The end of recess is whistled. A few days before the big return of summer terraces to the streets of Paris, scheduled for Friday April 1, restaurateurs are worried: few of them have received their authorization, and some have suffered a first refusal. The district town halls assume the tightening of screws.

Perpetuated each year between April 1 and October 31, summer terraces are now part of the Parisian landscape when the fine weather arrives. But this year, there is no question of letting the restaurateurs do anything, they will all have to respect the new Regulations for displays and terraces (RET) enacted on July 1, or will have to give up their terraces.

A reframing of elected officials in the field

Some borough town halls have even decided to go further, by introducing even more drastic rules than those of the RET. This is the case in the 9th, where Mayor Delphine Bürkli sent a letter on March 10 to all restaurateurs specifying the specific rules for summer terraces that they must respect in her arrondissement.

Among these, “no counter-terrace exceeding the width of the storefronts”, “no counter-terraces off-center or on the opposite side of the roadway”, “no terraces on the delivery zones (ZDL) in the streets at high commercial density”, and a “case-by-case treatment of spaces”.

Same observation on the Paris Center side, where all the restaurateurs on rue Montorgueil, for example, received a negative response to their request for a summer terrace. Only terraces already pre-existing to the health crisis and authorized year-round will therefore be released this summer.

“We had as many or even more requests than last year, but we granted a lot less,” concedes Raphaëlle Rémy-Leleu, who explains that the town hall of Paris Center, held by Ariel Weil, has indeed set up “new, even more precise regulations” for summer terraces.

And this, in particular in order to “prevent noise pollution”, “limit encroachments on the roadways” and “guarantee the circulation of pedestrians”, explains the elected EELV, who recalls that his district hosts the “highest concentration of terraces per km2 of Europe, or even of the world”.

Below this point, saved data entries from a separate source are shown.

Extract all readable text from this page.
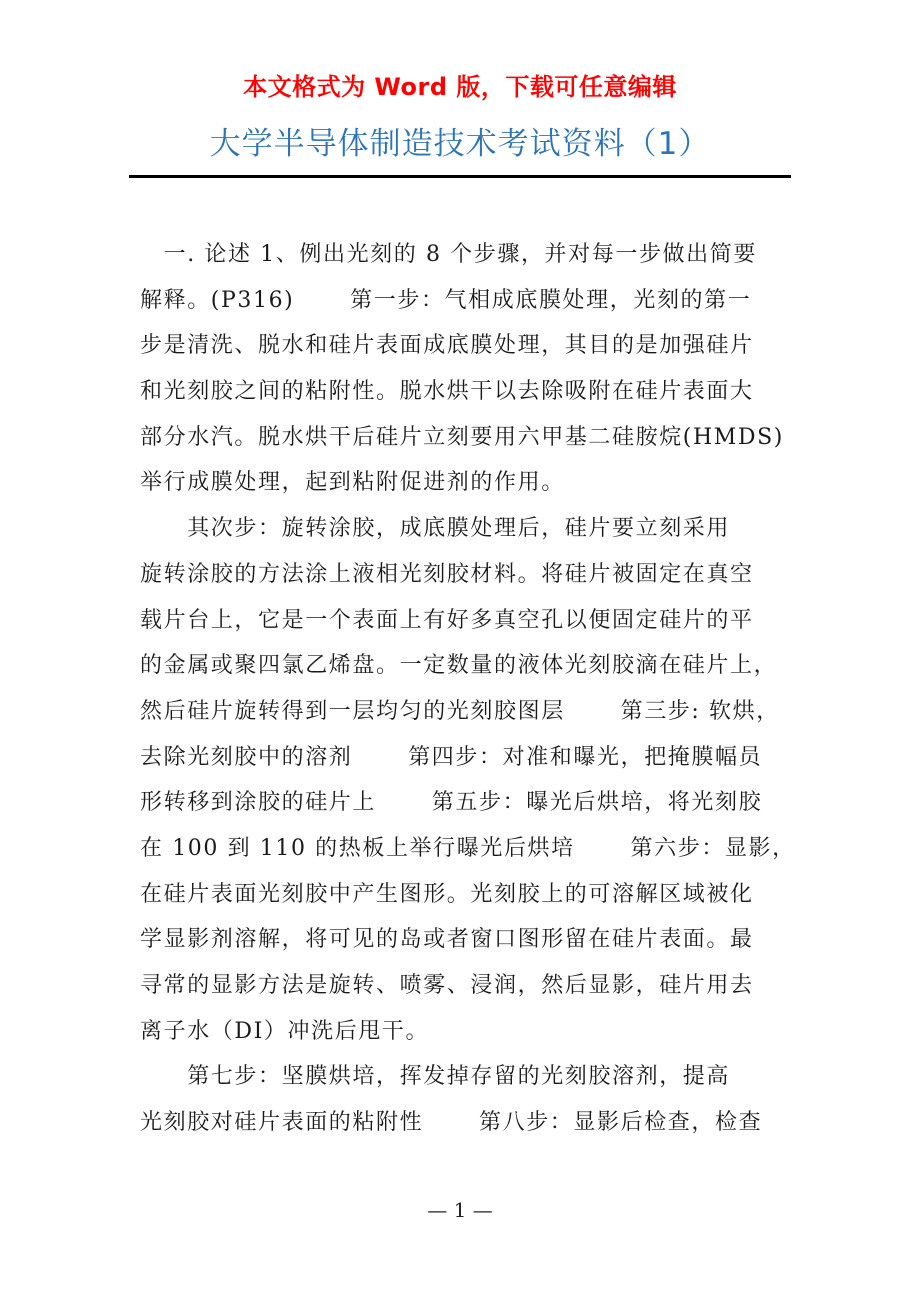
本文格式为 Word 版，下载可任意编辑
大学半导体制造技术考试资料（1）
　一. 论述 1、例出光刻的 8 个步骤，并对每一步做出简要
解释。(P316)　　 第一步：气相成底膜处理，光刻的第一
步是清洗、脱水和硅片表面成底膜处理，其目的是加强硅片
和光刻胶之间的粘附性。脱水烘干以去除吸附在硅片表面大
部分水汽。脱水烘干后硅片立刻要用六甲基二硅胺烷(HMDS)
举行成膜处理，起到粘附促进剂的作用。
　　其次步：旋转涂胶，成底膜处理后，硅片要立刻采用
旋转涂胶的方法涂上液相光刻胶材料。将硅片被固定在真空
载片台上，它是一个表面上有好多真空孔以便固定硅片的平
的金属或聚四氯乙烯盘。一定数量的液体光刻胶滴在硅片上，
然后硅片旋转得到一层均匀的光刻胶图层　　 第三步: 软烘，
去除光刻胶中的溶剂　　 第四步：对准和曝光，把掩膜幅员
形转移到涂胶的硅片上　　 第五步：曝光后烘培，将光刻胶
在 100 到 110 的热板上举行曝光后烘培　　 第六步：显影，
在硅片表面光刻胶中产生图形。光刻胶上的可溶解区域被化
学显影剂溶解，将可见的岛或者窗口图形留在硅片表面。最
寻常的显影方法是旋转、喷雾、浸润，然后显影，硅片用去
离子水（DI）冲洗后甩干。
　　第七步：坚膜烘培，挥发掉存留的光刻胶溶剂，提高
光刻胶对硅片表面的粘附性　　 第八步：显影后检查，检查
— 1 —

For his colleague Nour Durand-Raucher, elected EELV in the 11th, “the lessons of last year’s experience have been learned”. Out of 650 requests for summer terraces, approximately 20% have already been refused and just as many have been returned to the sender, due to an incomplete file, he explains, admitting that the study of the files – very time-consuming for the district town halls – was still in progress.

Restaurateurs in the dark

A new method that deplores Frank Delvau, the president of the Union of hotel trades (Umih) Paris Ile-de-France. According to him, of the 12,000 summer terraces identified last year, barely 4,000 could obtain authorization this year. Many restaurateurs would not have received answers, less than two weeks before the opening of the season, and the others would have received negative answers.

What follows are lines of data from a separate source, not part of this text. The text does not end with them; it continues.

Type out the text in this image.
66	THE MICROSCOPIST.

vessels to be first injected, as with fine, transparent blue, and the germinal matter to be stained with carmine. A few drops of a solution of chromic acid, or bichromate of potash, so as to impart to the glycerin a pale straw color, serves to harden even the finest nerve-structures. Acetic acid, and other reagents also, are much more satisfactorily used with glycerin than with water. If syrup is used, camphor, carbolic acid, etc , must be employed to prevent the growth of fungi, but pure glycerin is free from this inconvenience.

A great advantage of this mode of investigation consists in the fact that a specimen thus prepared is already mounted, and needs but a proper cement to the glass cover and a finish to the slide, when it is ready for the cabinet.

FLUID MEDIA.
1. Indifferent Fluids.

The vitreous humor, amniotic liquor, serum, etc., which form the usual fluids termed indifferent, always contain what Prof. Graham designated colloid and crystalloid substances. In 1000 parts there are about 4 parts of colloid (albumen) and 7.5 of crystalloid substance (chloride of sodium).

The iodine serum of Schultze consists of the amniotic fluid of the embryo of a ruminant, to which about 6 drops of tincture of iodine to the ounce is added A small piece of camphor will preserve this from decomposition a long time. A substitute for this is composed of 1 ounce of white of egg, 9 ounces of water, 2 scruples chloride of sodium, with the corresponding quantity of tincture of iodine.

Another injustice according to him: while Emmanuel Grégoire, the first deputy mayor of Paris, had assured that summer terraces could be installed “on a case-by-case basis” on delivery places provided that they were moved, Frank Delvau assures that this is not the case, since “all those who made the request received a negative response”.

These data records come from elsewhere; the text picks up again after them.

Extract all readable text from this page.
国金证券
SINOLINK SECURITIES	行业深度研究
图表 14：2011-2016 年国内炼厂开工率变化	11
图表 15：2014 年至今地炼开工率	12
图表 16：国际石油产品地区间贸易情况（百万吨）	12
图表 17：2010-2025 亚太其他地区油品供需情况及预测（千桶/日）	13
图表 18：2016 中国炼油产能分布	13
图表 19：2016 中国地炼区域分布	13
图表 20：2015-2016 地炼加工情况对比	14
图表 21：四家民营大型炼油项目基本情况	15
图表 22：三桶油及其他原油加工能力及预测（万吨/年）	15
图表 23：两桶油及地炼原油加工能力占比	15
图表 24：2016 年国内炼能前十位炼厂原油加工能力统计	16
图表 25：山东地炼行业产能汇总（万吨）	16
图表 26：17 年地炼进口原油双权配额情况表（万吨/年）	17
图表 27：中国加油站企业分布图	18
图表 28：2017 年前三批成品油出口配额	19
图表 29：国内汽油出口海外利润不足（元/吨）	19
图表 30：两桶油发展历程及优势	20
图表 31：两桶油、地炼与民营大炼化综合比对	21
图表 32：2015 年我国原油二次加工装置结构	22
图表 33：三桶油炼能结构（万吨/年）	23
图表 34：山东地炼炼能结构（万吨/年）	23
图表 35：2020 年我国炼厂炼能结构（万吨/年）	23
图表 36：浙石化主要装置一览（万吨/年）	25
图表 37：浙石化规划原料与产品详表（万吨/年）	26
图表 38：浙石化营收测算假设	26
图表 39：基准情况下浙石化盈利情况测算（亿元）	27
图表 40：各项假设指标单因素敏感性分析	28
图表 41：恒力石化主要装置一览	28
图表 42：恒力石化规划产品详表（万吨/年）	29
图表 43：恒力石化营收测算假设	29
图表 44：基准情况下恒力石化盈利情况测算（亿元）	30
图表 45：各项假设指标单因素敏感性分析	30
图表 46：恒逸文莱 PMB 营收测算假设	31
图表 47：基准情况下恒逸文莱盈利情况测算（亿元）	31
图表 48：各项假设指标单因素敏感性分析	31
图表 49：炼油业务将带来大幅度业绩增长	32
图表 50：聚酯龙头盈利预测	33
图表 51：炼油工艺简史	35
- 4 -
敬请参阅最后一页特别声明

Claiming to be “very dissatisfied” and feeling “cheated” when all requests should have been processed by March 15, this catering professional who claims to receive “many calls” from worried restaurateurs would like to at least obtain the figures for the number applications filed this year, as well as the positive or negative responses to them. “We are still waiting for the return. They are unable to give us any figures.